Escape to Africa

>> North meets South in the 17th edition of the Vues d'Afrique film fest

by SIOBHÀN O'CONNOR

Filmgoers sick of the blockbusting flicks that tend to emerge this time of year will be pleased to know that as far as world cinema is concerned, they're covered for the next week at least. With a flurry of celluloid celebrating African, Caribbean and diasporic culture, the 17th annual Vues d'Afrique film fest opens this weekend with what appears to be its most impressive lineup to date. This year's fest--which is scheduled to stormtroop the Imperial, NFB and MMFA cinemas as of Friday, April 20--has a topical North-South theme, highlighting filmmakers of African and Caribbean descent from both hemispheres, spanning 28 countries from all over the Americas, Africa and Europe. Close to 70 films are set to hit the silver screens--here are a few suggestions.

Fact and fiction

The doc section of the fest is full of the kind of details your history teacher never told you. While Canadians are pretty quick to point the finger south of the border whenever the subject of black civil rights comes up, Roger McTair's haunting NFB doc Journey to Justice uncovers some of the pioneers of our own civil rights movement. Journey, which clocks in at under and hour, pays tribute to a six Canadians who paved the rocky road to change for black Canadians.

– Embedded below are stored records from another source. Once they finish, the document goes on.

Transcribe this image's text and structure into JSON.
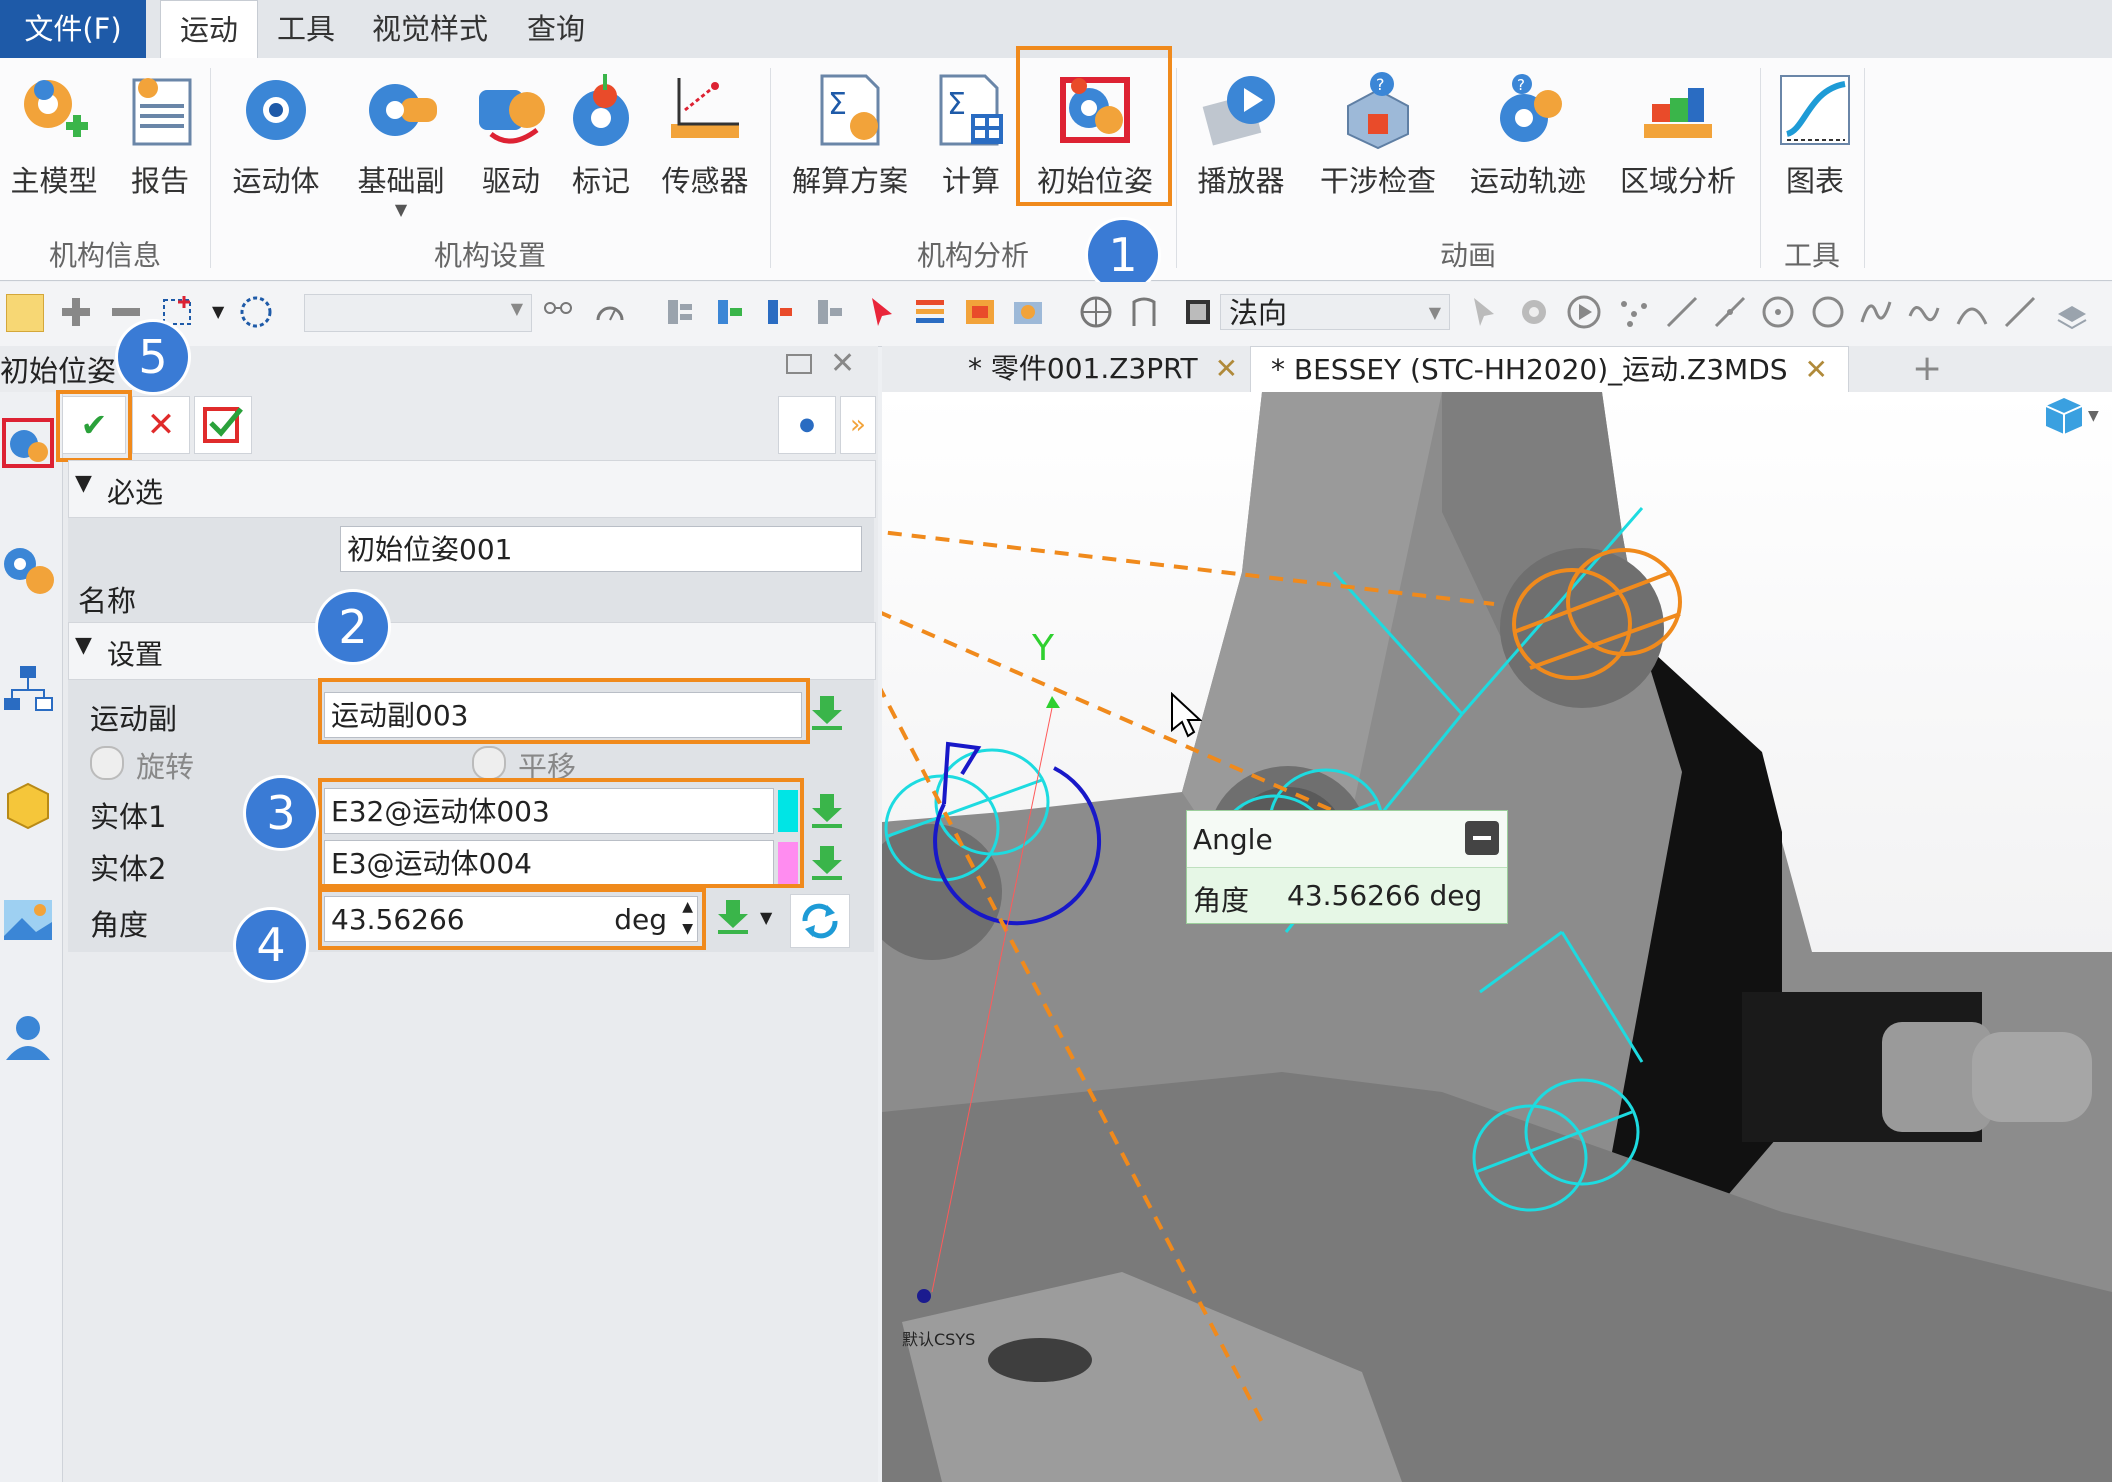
{
  "menu": {
    "file": "文件(F)",
    "tabs": [
      "运动",
      "工具",
      "视觉样式",
      "查询"
    ]
  },
  "ribbon": {
    "buttons": [
      {
        "label": "主模型",
        "icon": "gear-plus-icon"
      },
      {
        "label": "报告",
        "icon": "report-icon"
      },
      {
        "label": "运动体",
        "icon": "motion-body-icon"
      },
      {
        "label": "基础副",
        "icon": "joint-icon"
      },
      {
        "label": "驱动",
        "icon": "driver-icon"
      },
      {
        "label": "标记",
        "icon": "marker-icon"
      },
      {
        "label": "传感器",
        "icon": "sensor-icon"
      },
      {
        "label": "解算方案",
        "icon": "solution-icon"
      },
      {
        "label": "计算",
        "icon": "calculate-icon"
      },
      {
        "label": "初始位姿",
        "icon": "initial-pose-icon"
      },
      {
        "label": "播放器",
        "icon": "player-icon"
      },
      {
        "label": "干涉检查",
        "icon": "interference-icon"
      },
      {
        "label": "运动轨迹",
        "icon": "trajectory-icon"
      },
      {
        "label": "区域分析",
        "icon": "region-analysis-icon"
      },
      {
        "label": "图表",
        "icon": "chart-icon"
      }
    ],
    "groups": [
      "机构信息",
      "机构设置",
      "机构分析",
      "动画",
      "工具"
    ]
  },
  "toolbar": {
    "view_direction": "法向"
  },
  "panel": {
    "title": "初始位姿",
    "sections": {
      "required": "必选",
      "settings": "设置"
    },
    "name_label": "名称",
    "name_value": "初始位姿001",
    "joint_label": "运动副",
    "joint_value": "运动副003",
    "radio_rotate": "旋转",
    "radio_translate": "平移",
    "entity1_label": "实体1",
    "entity1_value": "E32@运动体003",
    "entity2_label": "实体2",
    "entity2_value": "E3@运动体004",
    "angle_label": "角度",
    "angle_value": "43.56266",
    "angle_unit": "deg",
    "colors": {
      "entity1": "#00e5e5",
      "entity2": "#ff8cf0"
    }
  },
  "tabs": {
    "tab1": "* 零件001.Z3PRT",
    "tab2": "* BESSEY (STC-HH2020)_运动.Z3MDS",
    "close": "✕",
    "add": "+"
  },
  "viewport": {
    "tooltip_title": "Angle",
    "tooltip_label": "角度",
    "tooltip_value": "43.56266 deg",
    "axis_y": "Y",
    "csys_label": "默认CSYS"
  },
  "badges": [
    "1",
    "2",
    "3",
    "4",
    "5"
  ],
  "colors": {
    "accent": "#f08a1c",
    "badge": "#3a7bd5",
    "menu_file": "#1e5aa8"
  }
}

Among them is Canada's answer to Rosa Parks, a woman names Viola Demond who refused to give up her seat in the white section of a movie theatre, as well as Hugh Burnette and Bromley Armstrong who took on the Ontario government in the 1940s.

Another Canadian entry that uncovers sordid bits of Canadian history is David Sutherland and Jennifer Holnes's Speakers for the Dead, a doc about the history of black settlers, made up of ex-slaves and black Loyalists, in a rural town in Ontario near Collingwood. The doc traces the history of the community from the 1820s through the present, giving voice to people who, like thousands of others, were displaced and largely forgotten around the time of the Confederation.

Documentarian Georges Kamanayo takes on interracial relationships in colonial Rwanda with his Kazungu, le métis. Under French rule, interracial relationships were strictly verboten and babies born in said circumstances were taken from their parents. Kamanayo was one such child (dad was French, mom was Rwandan); with Kazungu he takes a difficult trip down memory lane sorting through the conditions of his upbringing. The topical South African entry, Le Village des vierges by Caroline Dumay, takes a look at a group of women who retreat from society and "reclaim their virginity" in response to the rampant spreading of HIV and AIDS.

Jean Odoutan's Djib is a promising and intriguing feature about a 13-year-old dreadlocked, baby-faced boy who's struggling to get by while staying true to his life philosophy, that "a black man should never let himself be treated like a nigga by another black man." The Ivory Coast-born Roger Gnoan M'Bala takes bold look at African history with his feature-length Adanggaman. Fusing history with tribal lore, M'Bala look at some African sovereigns who were complicit with colonialists in the time of slavery.

Short shorts

Two whirlwind shorts from the NFB are Martine Chartrand's Black Soul and Christopher Changes His Name from the Burkina Faso-born Cilia Sawadogo. Chartrand's animated short is a beautiful if brief 10-minute trip through key moments in black history. Without any dialogue (save a clip from Martin Luther King Jr.'s "I have a dream" speech), Chartrand literally paints stories under the camera's lens--with a simple brush stroke, a grandmother's curls transform into a cotton field. Sawadogo's Chrisopher, on the other hand, is a lighthearted short that fuses a Trinidadian folktale with a real-live kid named Christopher. The young boy hates his all-too-common name and, after a chat with his Trinidadian aunt, resolves to change his name to Tiger.

The Egyptian-born Ethiopian-raised Lucy Gebre-Egziabher offers At the Second Traffic Light, a truly multiculti 20-minute entry. As the title indicates, it's set at a traffic light where a Jew, an African cabby, an Asian woman, an Indian guy, a paraplegic black man and a white truck driver (among others) get in a colossal car accident, which causes a traffic jam, and they all have to work together to get out of their shared mess.